Zombie has a heavier Slayer influence than past albums, five songs focused on faster speeds and, of course, zombies, zombies, zombies: songs about the coming zombie apocalypse, what zombies look like, being outnumbered by zombies and surviving the aforementioned zombie apocalypse. Singer Mike Hranica got the idea while reading The Zombie Survival Guide by Max Brooks. Why it took so long for somebody to come up with such a perfect idea for a metal record is beyond us; we're just glad The Devil Wears Prada finally did.
With Crazy Horse behind him and a fire underneath him, Neil Young has made a rolling epic to rival any of his triumphs. Greendale tells the saga of a family caught up in media hysterics and environmental woes. It's like Thornton Wilder's Our Town amidst an expanse of cracked, rumbling guitar and folk music.
Led by the killer title track, American Idiot finds Green Day sounding as vital as ever. Told through the character "Jesus of Suburbia," the concept album, released just prior to the 2004 presidential election, is nourished by the trio's vitriol over America's political climate and overall malaise. Rock-opera riffs complement instantly gratifying pop hooks that extend well beyond the band's punk roots. Even when they slow it down they still pack a punch. The album won a Grammy for Best Rock Album and reignited the band's flagging career all while spreading its message far and wide.
At the Drive-In members Cedric Bixler and Omar Rodriguez regroup with this experimental project, which combines the Emocore of their past with 1970s psychedelia and a conceptual subtext.

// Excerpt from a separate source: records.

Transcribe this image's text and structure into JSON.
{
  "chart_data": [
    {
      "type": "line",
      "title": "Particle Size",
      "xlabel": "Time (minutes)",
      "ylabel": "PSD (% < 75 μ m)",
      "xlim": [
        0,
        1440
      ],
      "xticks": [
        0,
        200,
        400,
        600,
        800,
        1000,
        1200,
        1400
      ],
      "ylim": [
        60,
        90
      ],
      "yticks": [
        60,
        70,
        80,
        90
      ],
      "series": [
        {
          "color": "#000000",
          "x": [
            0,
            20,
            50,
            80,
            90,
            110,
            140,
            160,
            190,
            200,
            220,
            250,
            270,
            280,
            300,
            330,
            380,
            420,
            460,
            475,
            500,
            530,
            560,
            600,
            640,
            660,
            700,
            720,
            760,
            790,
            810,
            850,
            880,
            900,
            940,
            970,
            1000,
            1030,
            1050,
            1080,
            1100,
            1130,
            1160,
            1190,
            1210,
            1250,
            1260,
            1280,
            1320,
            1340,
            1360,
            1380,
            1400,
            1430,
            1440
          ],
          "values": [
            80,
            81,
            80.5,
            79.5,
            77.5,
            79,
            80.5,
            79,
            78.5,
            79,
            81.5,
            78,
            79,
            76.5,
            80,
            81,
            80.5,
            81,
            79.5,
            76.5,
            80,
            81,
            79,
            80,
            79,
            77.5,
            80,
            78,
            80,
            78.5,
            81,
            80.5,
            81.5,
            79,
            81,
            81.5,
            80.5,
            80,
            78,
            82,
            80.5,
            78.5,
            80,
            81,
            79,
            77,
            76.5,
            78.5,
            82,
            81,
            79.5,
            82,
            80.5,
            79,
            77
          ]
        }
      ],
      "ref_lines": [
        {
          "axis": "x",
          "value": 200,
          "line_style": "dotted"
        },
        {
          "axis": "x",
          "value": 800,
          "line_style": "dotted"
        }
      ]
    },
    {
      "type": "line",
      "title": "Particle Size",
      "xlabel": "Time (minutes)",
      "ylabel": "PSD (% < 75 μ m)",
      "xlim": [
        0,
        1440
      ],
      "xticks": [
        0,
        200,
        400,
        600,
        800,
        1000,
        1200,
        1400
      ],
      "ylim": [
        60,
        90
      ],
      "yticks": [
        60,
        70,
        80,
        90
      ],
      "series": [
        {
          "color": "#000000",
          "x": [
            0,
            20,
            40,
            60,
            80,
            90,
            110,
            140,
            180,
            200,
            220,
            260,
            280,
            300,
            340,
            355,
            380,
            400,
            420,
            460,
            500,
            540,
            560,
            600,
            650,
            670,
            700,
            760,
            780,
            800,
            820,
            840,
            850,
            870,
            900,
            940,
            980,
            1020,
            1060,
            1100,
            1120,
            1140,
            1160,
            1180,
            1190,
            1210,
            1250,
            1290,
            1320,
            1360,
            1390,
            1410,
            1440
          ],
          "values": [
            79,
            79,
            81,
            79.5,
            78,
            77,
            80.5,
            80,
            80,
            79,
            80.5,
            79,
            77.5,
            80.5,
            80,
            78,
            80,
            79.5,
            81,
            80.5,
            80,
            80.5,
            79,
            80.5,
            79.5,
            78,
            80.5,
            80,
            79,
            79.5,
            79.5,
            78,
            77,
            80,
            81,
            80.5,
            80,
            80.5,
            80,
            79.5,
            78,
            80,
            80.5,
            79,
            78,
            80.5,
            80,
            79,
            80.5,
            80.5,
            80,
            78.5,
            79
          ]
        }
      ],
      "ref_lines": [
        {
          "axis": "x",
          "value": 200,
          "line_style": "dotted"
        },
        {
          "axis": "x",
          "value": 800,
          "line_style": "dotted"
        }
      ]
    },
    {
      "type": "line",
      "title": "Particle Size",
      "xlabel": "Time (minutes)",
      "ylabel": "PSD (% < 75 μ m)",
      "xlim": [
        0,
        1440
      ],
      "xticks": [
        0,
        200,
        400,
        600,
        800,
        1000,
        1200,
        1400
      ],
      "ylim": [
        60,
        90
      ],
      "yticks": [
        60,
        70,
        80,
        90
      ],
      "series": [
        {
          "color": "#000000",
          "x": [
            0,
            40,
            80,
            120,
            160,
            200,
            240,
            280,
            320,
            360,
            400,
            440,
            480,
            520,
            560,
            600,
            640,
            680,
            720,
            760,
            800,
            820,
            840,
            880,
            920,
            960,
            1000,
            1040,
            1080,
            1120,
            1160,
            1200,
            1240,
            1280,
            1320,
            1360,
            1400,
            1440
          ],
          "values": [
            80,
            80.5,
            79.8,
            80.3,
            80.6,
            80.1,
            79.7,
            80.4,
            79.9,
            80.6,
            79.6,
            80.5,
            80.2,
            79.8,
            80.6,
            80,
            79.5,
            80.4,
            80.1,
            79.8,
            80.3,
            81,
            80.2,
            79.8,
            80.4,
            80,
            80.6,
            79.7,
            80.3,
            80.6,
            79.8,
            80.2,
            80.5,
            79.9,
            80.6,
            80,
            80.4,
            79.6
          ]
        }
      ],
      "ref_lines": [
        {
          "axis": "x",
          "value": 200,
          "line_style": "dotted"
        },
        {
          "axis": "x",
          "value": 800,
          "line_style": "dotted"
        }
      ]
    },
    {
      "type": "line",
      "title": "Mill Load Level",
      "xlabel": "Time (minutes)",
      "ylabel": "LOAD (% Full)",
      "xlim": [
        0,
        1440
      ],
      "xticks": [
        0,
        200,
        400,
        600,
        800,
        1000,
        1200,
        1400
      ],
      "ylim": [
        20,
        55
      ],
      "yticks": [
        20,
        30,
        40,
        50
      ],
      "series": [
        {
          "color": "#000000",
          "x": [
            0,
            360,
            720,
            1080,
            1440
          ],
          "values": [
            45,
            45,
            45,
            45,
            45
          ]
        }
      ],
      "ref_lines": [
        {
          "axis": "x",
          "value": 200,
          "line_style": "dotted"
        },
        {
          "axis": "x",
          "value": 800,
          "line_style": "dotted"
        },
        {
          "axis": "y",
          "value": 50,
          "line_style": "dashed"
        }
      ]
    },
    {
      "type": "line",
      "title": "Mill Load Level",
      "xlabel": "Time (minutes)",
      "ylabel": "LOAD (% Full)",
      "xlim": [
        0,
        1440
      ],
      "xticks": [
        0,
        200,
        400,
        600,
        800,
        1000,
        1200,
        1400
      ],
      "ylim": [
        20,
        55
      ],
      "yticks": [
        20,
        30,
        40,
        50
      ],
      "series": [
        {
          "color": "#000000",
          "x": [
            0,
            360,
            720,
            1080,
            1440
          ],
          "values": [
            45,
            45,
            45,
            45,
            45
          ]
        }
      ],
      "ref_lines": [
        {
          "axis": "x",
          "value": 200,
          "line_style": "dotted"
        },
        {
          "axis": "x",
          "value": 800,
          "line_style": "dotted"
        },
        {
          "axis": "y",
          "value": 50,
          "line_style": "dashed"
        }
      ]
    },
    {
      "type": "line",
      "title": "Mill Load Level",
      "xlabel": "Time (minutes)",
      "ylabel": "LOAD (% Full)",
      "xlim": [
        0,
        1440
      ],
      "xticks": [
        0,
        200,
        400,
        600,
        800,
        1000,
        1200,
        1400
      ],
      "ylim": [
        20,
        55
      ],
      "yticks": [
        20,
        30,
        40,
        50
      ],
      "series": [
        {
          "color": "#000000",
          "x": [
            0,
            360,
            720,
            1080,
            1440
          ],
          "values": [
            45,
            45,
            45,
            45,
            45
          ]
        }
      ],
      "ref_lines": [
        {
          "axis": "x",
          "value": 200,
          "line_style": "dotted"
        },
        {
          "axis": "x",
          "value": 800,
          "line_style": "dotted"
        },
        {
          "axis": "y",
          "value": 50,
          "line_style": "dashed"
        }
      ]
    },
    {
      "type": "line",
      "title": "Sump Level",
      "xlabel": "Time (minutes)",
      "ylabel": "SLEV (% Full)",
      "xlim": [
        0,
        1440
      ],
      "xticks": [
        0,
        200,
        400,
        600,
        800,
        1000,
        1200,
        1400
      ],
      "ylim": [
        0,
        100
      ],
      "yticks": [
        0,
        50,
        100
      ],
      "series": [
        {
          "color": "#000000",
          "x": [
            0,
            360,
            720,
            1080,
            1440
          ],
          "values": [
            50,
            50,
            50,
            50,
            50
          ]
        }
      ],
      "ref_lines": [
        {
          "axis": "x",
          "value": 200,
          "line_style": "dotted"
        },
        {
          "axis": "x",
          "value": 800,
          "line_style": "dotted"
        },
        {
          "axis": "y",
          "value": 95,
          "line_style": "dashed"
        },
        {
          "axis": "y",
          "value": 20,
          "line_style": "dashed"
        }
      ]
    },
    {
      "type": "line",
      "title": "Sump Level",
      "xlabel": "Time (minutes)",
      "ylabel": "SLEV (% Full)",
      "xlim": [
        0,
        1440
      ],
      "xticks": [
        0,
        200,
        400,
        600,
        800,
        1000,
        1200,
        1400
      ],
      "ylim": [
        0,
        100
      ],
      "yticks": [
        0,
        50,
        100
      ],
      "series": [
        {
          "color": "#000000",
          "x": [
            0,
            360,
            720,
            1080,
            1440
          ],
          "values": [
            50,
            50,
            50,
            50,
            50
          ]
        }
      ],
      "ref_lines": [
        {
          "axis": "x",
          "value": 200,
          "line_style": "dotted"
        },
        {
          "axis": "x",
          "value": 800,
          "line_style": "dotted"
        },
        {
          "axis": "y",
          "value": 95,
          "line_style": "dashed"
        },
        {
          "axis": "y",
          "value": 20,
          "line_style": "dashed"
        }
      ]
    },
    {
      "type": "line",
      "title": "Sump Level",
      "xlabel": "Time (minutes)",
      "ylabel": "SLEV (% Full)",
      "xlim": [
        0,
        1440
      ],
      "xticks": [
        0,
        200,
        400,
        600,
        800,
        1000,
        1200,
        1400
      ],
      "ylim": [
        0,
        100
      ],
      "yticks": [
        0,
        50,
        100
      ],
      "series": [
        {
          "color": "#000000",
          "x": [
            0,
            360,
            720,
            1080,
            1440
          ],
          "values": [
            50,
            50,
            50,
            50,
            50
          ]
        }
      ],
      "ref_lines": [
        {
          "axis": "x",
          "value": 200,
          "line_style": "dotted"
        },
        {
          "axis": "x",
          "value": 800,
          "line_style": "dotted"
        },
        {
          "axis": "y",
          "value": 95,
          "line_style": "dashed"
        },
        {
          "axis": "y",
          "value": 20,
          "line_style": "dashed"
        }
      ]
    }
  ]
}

Heavy. At times Mars Volta sound like Hendrix's "1983...A Merman I Should Turn To Be." At other times they sound as good as Trail of Dead.
Three of hip-hop's most creative left-field visionaries join forces to give you a taste of the world to come. The Automator cooks up lush soundscapes overflowing with fresh beats and hyper-obscure samples. Del gets seriously loose with the verbals, smashing wack emcees while traveling through the post-apocalyptic 30th century. Koala goes off on the tables slicing and dicing like an intergalactic prep cook. While super-abstract space-rhymes are strangely popular with a number of subterranean squads, none are up to this level of technical genius and sonic superiority. The future is now.